Au-delà de son impact en tant que véritable ailier, Ménez pourrait aussi devenir le complément des attaquants. Son inutilité dans les phases de construction serait naturellement compensé par les décrochages et les déplacements d'un attaquant (Benzema). Dans ces conditions, Didier Deschamps lui demanderait sans doute de se comporter comme un attaquant et de multiplier les courses en profondeur pour être présent à la finition des actions, et compenser l'absence d'une pointe. Autre possibilité du même ordre, la présence de Ménez à droite pourrait pousser les Bleus à construire leurs attaques sur l'aile gauche. Ménez deviendrait alors une arme à utiliser en fin de mouvement, après un renversement de jeu afin de lui créer des situations de un-contre-un sur son aile.
Conclusion :
Pour peu que Didier Deschamps souhaite mettre ses joueurs dans les mêmes conditions qu'en club, le choix du milieu droit pourrait donc complètement transformer l'animation des Bleus. Une titularisation de Valbuena permettrait aux attaquants de se concentrer sur leur tâche première, mais nécessiterait beaucoup de justesse dans les échanges au milieu de terrain pour créer les décalages.
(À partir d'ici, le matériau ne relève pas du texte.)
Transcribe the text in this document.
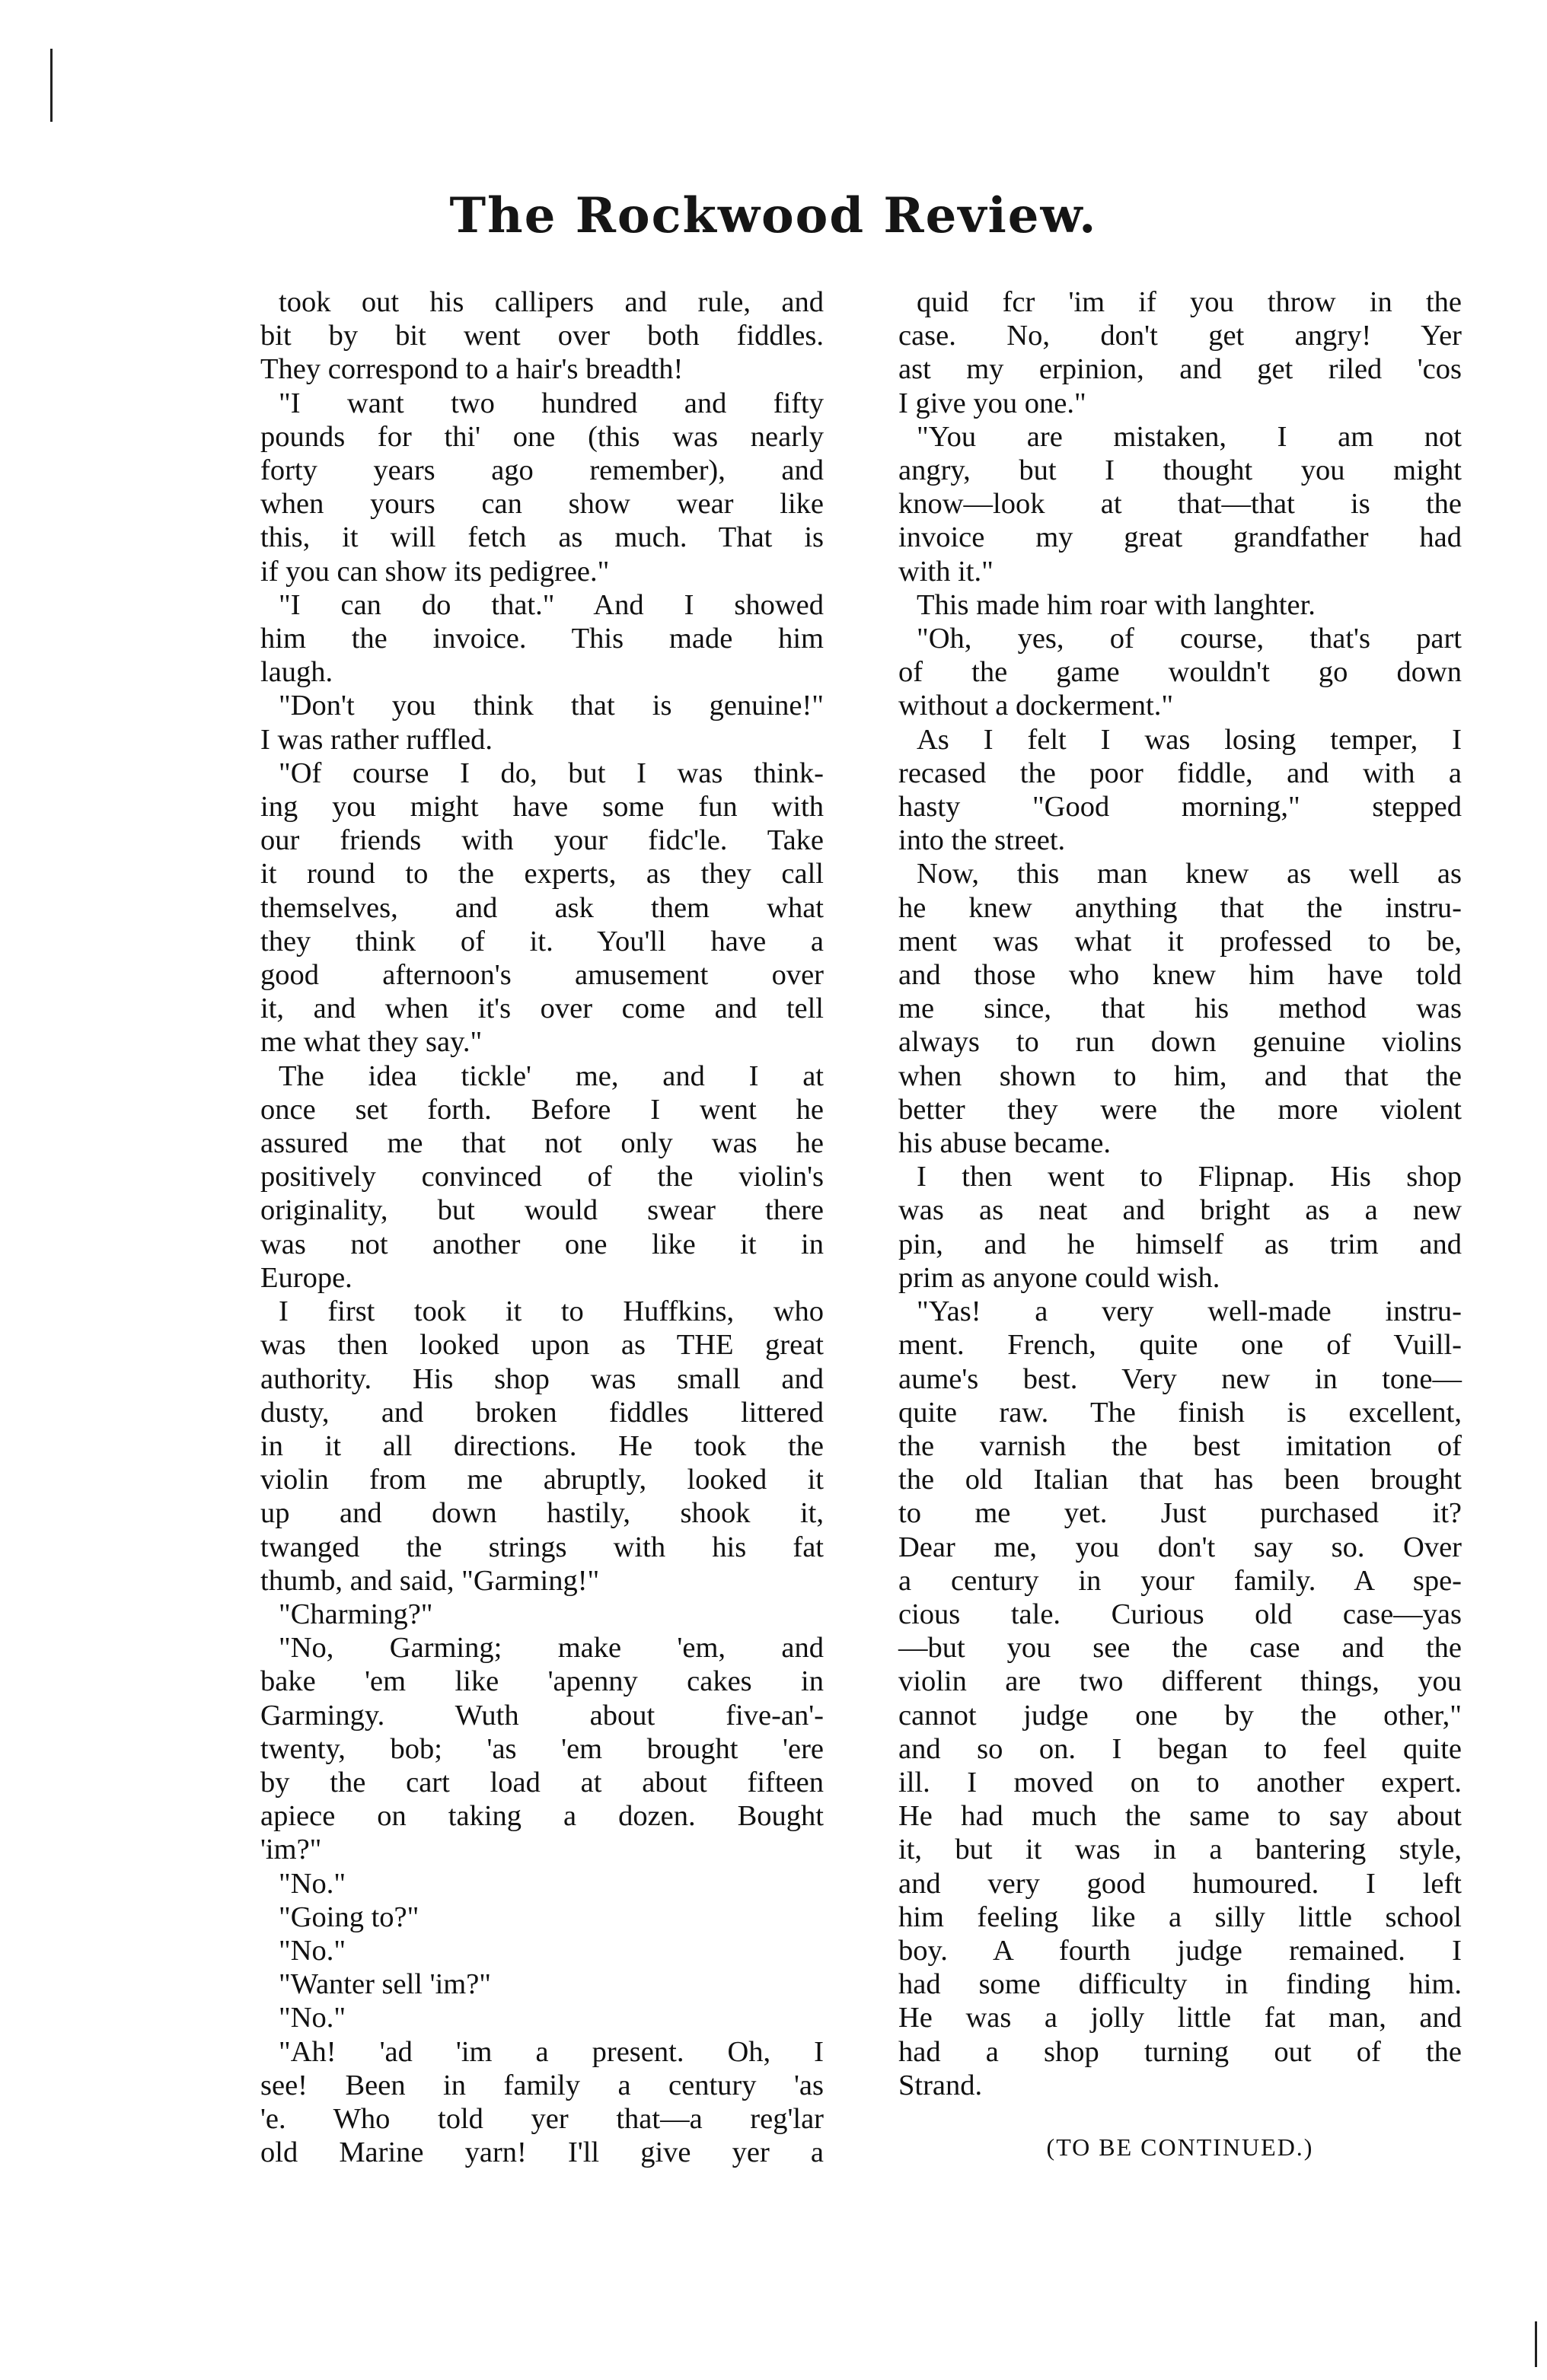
The Rockwood Review.

took out his callipers and rule, and
bit by bit went over both fiddles.
They correspond to a hair's breadth!

"I want two hundred and fifty
pounds for thi' one (this was nearly
forty years ago remember), and
when yours can show wear like
this, it will fetch as much. That is
if you can show its pedigree."

"I can do that." And I showed
him the invoice. This made him
laugh.

"Don't you think that is genuine!"
I was rather ruffled.

"Of course I do, but I was think-
ing you might have some fun with
our friends with your fidc'le. Take
it round to the experts, as they call
themselves, and ask them what
they think of it. You'll have a
good afternoon's amusement over
it, and when it's over come and tell
me what they say."

The idea tickle' me, and I at
once set forth. Before I went he
assured me that not only was he
positively convinced of the violin's
originality, but would swear there
was not another one like it in
Europe.

I first took it to Huffkins, who
was then looked upon as THE great
authority. His shop was small and
dusty, and broken fiddles littered
in it all directions. He took the
violin from me abruptly, looked it
up and down hastily, shook it,
twanged the strings with his fat
thumb, and said, "Garming!"

"Charming?"

"No, Garming; make 'em, and
bake 'em like 'apenny cakes in
Garmingy. Wuth about five-an'-
twenty, bob; 'as 'em brought 'ere
by the cart load at about fifteen
apiece on taking a dozen. Bought
'im?"

"No."

"Going to?"

"No."

"Wanter sell 'im?"

"No."

"Ah! 'ad 'im a present. Oh, I
see! Been in family a century 'as
'e. Who told yer that—a reg'lar
old Marine yarn! I'll give yer a

quid fcr 'im if you throw in the
case. No, don't get angry! Yer
ast my erpinion, and get riled 'cos
I give you one."

"You are mistaken, I am not
angry, but I thought you might
know—look at that—that is the
invoice my great grandfather had
with it."

This made him roar with langhter.

"Oh, yes, of course, that's part
of the game wouldn't go down
without a dockerment."

As I felt I was losing temper, I
recased the poor fiddle, and with a
hasty "Good morning," stepped
into the street.

Now, this man knew as well as
he knew anything that the instru-
ment was what it professed to be,
and those who knew him have told
me since, that his method was
always to run down genuine violins
when shown to him, and that the
better they were the more violent
his abuse became.

I then went to Flipnap. His shop
was as neat and bright as a new
pin, and he himself as trim and
prim as anyone could wish.

"Yas! a very well-made instru-
ment. French, quite one of Vuill-
aume's best. Very new in tone—
quite raw. The finish is excellent,
the varnish the best imitation of
the old Italian that has been brought
to me yet. Just purchased it?
Dear me, you don't say so. Over
a century in your family. A spe-
cious tale. Curious old case—yas
—but you see the case and the
violin are two different things, you
cannot judge one by the other,"
and so on. I began to feel quite
ill. I moved on to another expert.
He had much the same to say about
it, but it was in a bantering style,
and very good humoured. I left
him feeling like a silly little school
boy. A fourth judge remained. I
had some difficulty in finding him.
He was a jolly little fat man, and
had a shop turning out of the
Strand.

(TO BE CONTINUED.)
A l'inverse, le choix de Ménez apporterait sans doute plus de vitesse, de percussion et de profondeur au jeu des Bleus, si tant est que la construction française lui offre des positions idéales pour se montrer sous son meilleur jour.
Et après, l'association ? Au vu de leurs profils opposés, Didier Deschamps sera peut-être amené à tester les deux hommes ensemble sous le maillot bleu. Depuis le début de saison, Valbuena excelle au poste de soutien à l'attaquant tandis que Ménez se montre régulièrement intéressant dans son rôle d'accélérateur avec le PSG. Mettre le Marseillais dans des conditions similaires à celles qu'il connaît à Marseille, mais avec des partenaires de plus haut niveau (Ribéry à gauche, Benzema en pointe, Ménez à droite) pourrait être l'un des tests à faire pour une équipe de France qui trouvera certainement son salut dans sa capacité à maîtriser plusieurs formules offensives.